A child of a Mexican immigrant receives free health checkups at a mobile clinic outside the Mexican Consulate. Photo: John Moore/Getty Images
Undocumented Latino immigrants have some of the lowest rates of healthcare use -- and signs point to it getting worse.
A Drexel University study used information from a health survey conducted between 2011 and 2015 in California to analyze healthcare access and use among Latinos. The researchers found that immigrant Latinos, especially undocumented immigrants, have much lower rates than U.S.-born Latinos and white citizens.
The numbers are also getting worse, trending downward from a similar study performed 15 years ago by lead author Alex Ortega, a professor in Drexel University's Dornsife School of Public Health.
Because of a political climate that has made things difficult for immigrants of all ethnicities and backgrounds, Ortega and his team are concerned that the disparities will only continue to get worse.
The new study found less than half of the undocumented immigrants -- roughly 3,000 survey respondents -- had any type of health insurance.
And with about four in 10 not having a regular source of care or having seen a doctor at all, undocumented immigrants were at the bottom of both of those categories, too.
The survey showed that 61 percent of white patients reported being in "excellent" or "very good" health, compared to just 25 percent of undocumented immigrants. Yet despite that, undocumented immigrants were among the least likely to have been diagnosed with high blood pressure, heart disease or asthma.
Since they have a lower risk of chronic disease than U.S. citizens and even other immigrants, the findings contradict the political talking point that undocumented immigrants overburden the American healthcare system.
That still leaves the question: How is it possible that this population is less likely to see a doctor but still seems less prone to chronic disease?

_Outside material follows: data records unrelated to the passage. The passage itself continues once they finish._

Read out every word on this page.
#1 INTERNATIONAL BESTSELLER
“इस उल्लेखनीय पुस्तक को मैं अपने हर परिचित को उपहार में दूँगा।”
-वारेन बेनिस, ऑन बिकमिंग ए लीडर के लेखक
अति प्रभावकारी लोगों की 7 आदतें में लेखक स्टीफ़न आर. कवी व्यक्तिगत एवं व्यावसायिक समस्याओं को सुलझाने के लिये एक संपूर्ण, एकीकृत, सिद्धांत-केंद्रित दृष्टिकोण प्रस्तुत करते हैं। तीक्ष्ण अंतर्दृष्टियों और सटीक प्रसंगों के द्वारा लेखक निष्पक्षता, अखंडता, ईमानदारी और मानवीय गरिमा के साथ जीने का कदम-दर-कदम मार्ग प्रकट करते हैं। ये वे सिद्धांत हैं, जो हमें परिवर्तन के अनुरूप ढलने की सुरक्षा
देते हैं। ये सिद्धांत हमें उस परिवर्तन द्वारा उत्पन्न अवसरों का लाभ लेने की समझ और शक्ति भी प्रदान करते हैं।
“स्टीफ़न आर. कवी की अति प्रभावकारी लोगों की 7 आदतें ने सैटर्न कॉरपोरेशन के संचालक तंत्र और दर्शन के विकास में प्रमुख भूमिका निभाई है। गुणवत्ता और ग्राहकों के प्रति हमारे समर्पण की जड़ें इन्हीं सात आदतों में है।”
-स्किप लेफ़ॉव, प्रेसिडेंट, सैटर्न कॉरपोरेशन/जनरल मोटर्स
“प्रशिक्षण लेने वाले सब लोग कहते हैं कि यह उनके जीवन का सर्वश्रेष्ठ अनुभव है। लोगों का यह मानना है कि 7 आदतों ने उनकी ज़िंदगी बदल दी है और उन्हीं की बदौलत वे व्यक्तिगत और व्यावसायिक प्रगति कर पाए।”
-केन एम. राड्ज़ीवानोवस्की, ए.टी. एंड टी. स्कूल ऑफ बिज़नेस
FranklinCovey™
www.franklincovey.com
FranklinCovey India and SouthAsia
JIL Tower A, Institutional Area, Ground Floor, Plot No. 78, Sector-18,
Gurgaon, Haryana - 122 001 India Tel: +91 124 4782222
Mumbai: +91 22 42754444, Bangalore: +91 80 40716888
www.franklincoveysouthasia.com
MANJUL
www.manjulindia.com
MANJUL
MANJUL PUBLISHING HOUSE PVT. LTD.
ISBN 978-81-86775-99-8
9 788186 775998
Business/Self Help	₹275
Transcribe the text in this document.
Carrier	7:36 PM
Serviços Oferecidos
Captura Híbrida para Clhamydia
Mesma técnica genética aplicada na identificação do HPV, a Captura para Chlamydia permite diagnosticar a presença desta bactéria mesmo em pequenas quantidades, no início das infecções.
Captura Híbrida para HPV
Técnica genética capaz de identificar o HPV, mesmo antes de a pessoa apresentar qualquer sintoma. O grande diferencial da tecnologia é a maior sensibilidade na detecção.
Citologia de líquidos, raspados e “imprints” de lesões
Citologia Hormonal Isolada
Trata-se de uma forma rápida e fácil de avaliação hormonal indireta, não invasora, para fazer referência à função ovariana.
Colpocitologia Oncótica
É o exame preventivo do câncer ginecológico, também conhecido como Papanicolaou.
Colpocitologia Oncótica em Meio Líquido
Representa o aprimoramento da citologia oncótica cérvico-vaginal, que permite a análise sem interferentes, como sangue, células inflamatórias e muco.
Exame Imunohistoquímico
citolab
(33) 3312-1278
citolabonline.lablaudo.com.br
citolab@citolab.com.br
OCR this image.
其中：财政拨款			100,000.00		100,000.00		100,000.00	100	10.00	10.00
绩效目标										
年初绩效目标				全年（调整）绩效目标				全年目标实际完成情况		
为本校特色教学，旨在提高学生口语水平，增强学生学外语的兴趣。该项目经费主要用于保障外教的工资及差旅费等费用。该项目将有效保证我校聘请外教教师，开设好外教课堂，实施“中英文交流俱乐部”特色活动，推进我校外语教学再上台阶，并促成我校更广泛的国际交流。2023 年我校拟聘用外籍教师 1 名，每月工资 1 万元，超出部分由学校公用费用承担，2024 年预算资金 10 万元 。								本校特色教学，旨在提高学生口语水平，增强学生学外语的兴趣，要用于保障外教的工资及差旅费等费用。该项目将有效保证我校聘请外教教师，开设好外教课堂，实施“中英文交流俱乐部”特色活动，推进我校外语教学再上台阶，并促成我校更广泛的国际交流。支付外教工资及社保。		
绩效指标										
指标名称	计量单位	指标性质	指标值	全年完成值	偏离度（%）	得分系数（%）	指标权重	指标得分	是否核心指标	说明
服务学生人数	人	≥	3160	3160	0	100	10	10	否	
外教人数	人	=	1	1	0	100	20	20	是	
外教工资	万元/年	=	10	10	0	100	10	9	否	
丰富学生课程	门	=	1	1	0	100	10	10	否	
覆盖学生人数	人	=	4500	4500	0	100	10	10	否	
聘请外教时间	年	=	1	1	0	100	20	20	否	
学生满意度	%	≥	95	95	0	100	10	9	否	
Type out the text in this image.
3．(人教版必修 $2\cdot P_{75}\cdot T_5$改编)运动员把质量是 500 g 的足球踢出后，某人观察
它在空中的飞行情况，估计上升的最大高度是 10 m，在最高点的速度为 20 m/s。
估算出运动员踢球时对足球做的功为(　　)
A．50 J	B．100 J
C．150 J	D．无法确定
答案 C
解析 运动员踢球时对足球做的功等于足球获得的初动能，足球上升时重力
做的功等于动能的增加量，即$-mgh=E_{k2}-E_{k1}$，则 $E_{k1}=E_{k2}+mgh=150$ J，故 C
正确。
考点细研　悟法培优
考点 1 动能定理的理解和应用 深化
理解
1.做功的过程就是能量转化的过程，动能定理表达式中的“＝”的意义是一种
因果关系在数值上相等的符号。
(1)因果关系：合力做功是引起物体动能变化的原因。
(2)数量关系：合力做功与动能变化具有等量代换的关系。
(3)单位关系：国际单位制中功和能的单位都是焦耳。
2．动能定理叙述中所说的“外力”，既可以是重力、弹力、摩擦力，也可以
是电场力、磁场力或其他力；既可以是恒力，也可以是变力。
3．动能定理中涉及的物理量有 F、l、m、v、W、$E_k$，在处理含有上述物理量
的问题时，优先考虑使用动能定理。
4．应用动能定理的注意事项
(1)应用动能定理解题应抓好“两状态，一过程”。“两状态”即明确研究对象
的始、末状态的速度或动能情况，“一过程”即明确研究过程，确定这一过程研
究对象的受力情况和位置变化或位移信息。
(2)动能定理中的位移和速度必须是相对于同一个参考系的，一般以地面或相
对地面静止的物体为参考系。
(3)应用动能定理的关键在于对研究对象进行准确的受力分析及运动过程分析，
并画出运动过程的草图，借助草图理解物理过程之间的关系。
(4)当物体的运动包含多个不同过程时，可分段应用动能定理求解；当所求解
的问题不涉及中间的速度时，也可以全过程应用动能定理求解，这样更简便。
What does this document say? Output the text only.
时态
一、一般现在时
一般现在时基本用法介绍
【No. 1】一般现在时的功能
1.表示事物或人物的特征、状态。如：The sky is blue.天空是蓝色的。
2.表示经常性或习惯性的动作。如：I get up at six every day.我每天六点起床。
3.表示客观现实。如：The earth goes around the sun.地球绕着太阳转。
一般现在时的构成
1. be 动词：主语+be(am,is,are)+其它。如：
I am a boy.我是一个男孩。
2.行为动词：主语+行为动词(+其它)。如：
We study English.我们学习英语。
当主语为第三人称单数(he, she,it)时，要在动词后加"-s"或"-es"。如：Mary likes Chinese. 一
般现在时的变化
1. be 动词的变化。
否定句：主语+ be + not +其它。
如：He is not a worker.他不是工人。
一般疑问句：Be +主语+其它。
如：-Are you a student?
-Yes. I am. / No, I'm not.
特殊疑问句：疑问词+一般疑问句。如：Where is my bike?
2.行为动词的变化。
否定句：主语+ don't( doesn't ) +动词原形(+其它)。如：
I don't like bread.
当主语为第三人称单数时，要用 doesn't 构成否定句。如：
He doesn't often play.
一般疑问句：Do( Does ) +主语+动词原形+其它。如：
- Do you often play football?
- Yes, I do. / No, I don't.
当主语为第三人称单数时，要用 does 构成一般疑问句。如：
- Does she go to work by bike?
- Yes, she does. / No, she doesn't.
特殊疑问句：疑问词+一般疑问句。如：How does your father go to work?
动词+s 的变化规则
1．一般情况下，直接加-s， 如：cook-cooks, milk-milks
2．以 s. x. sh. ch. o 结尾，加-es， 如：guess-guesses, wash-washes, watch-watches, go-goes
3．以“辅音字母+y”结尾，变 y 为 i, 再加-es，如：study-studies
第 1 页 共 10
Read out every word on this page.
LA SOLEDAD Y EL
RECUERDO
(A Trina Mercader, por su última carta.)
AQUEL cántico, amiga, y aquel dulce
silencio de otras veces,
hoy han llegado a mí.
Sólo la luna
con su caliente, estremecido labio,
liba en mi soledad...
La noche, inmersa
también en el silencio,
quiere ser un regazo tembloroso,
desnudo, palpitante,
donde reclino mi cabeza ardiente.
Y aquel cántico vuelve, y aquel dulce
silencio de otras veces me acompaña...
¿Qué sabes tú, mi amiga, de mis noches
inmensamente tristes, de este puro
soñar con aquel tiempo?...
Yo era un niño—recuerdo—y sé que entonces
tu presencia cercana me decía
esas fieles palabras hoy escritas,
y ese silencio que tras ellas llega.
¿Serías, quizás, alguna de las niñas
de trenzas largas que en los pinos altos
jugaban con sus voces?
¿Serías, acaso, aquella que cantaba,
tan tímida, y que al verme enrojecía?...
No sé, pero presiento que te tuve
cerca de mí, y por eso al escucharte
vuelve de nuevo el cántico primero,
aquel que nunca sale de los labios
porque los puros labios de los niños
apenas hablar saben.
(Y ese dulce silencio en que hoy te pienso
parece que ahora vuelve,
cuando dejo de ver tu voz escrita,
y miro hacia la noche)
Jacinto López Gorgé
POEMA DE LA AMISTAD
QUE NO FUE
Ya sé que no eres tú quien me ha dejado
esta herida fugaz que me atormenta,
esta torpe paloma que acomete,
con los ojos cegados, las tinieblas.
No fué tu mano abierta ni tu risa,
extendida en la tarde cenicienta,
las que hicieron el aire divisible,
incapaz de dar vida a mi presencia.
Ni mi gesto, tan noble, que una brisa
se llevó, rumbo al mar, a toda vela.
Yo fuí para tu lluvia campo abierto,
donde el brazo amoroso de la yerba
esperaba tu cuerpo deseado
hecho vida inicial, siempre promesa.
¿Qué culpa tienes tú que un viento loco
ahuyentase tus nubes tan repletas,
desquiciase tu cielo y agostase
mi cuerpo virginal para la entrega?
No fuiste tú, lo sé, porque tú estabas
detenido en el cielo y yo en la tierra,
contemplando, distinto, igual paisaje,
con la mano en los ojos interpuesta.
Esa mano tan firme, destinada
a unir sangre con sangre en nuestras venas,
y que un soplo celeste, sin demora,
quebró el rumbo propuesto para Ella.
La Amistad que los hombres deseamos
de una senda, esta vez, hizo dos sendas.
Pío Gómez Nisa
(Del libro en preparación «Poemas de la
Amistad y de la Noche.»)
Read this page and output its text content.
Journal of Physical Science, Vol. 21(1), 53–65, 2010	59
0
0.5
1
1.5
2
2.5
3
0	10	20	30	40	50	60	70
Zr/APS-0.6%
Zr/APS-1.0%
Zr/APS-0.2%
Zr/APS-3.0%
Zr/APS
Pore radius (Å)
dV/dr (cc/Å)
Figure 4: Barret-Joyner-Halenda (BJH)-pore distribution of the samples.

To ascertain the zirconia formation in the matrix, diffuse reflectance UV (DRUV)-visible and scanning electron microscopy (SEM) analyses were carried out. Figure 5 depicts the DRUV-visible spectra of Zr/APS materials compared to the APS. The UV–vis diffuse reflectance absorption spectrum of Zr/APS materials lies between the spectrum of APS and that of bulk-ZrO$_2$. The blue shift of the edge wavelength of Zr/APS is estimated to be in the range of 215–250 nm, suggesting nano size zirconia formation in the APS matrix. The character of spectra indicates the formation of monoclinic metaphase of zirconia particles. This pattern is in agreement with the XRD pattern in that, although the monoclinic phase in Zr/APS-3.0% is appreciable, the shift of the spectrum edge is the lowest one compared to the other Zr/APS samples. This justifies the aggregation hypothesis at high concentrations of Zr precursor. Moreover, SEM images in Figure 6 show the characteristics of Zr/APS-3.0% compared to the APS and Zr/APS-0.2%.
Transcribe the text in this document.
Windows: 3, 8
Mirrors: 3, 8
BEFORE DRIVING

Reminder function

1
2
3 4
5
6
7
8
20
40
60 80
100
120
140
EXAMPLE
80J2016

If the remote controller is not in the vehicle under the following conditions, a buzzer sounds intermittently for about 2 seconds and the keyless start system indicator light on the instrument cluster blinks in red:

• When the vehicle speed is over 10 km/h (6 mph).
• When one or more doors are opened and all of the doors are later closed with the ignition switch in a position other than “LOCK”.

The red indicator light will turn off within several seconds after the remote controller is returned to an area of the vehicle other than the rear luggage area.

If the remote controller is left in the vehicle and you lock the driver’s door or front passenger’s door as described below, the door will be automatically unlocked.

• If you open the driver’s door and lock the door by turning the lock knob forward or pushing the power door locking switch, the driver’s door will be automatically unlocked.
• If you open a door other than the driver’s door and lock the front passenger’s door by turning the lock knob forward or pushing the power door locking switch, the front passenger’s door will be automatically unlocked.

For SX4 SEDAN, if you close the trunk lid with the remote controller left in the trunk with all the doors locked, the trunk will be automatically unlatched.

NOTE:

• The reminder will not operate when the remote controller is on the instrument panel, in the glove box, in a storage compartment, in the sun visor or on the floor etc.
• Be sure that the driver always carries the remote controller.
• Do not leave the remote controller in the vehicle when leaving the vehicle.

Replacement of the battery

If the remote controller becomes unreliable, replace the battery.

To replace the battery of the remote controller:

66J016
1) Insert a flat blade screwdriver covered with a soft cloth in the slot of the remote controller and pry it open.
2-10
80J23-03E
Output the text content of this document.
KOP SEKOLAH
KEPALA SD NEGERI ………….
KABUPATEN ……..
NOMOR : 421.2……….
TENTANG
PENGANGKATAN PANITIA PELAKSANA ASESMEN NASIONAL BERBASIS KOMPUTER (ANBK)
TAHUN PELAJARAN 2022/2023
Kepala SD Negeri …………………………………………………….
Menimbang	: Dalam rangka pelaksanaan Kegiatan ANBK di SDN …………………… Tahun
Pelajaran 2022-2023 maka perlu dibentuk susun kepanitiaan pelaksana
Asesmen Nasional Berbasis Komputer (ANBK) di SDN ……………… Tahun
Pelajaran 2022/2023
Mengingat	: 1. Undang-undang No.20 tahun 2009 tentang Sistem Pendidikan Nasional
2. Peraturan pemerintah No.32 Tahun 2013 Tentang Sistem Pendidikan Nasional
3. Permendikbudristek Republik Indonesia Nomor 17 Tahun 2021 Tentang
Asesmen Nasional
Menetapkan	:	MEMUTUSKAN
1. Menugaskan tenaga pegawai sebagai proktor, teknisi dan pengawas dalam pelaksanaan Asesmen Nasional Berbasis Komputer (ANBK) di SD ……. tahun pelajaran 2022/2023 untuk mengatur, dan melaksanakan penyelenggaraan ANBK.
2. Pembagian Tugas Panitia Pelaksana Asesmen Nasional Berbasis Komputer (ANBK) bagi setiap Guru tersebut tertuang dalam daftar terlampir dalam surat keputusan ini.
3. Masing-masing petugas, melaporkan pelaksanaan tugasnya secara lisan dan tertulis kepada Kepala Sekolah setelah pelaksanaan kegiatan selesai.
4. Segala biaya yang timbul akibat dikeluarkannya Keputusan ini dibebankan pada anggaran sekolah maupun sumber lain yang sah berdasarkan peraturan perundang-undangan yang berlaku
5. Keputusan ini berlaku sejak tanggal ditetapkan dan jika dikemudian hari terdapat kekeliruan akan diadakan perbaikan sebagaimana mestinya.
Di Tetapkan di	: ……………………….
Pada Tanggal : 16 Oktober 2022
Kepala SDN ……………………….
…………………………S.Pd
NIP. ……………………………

"There are two ways to interpret this," said Ortega. "One way is that immigrants are not accessing services because they do not have a medical need. Another way is that they do not have physician-based diagnoses of chronic disease because they have not used primary care and preventive services that would provide the opportunity to be screened and diagnosed."
While both are possibilities, further research would be needed to determine why the dichotomy exists.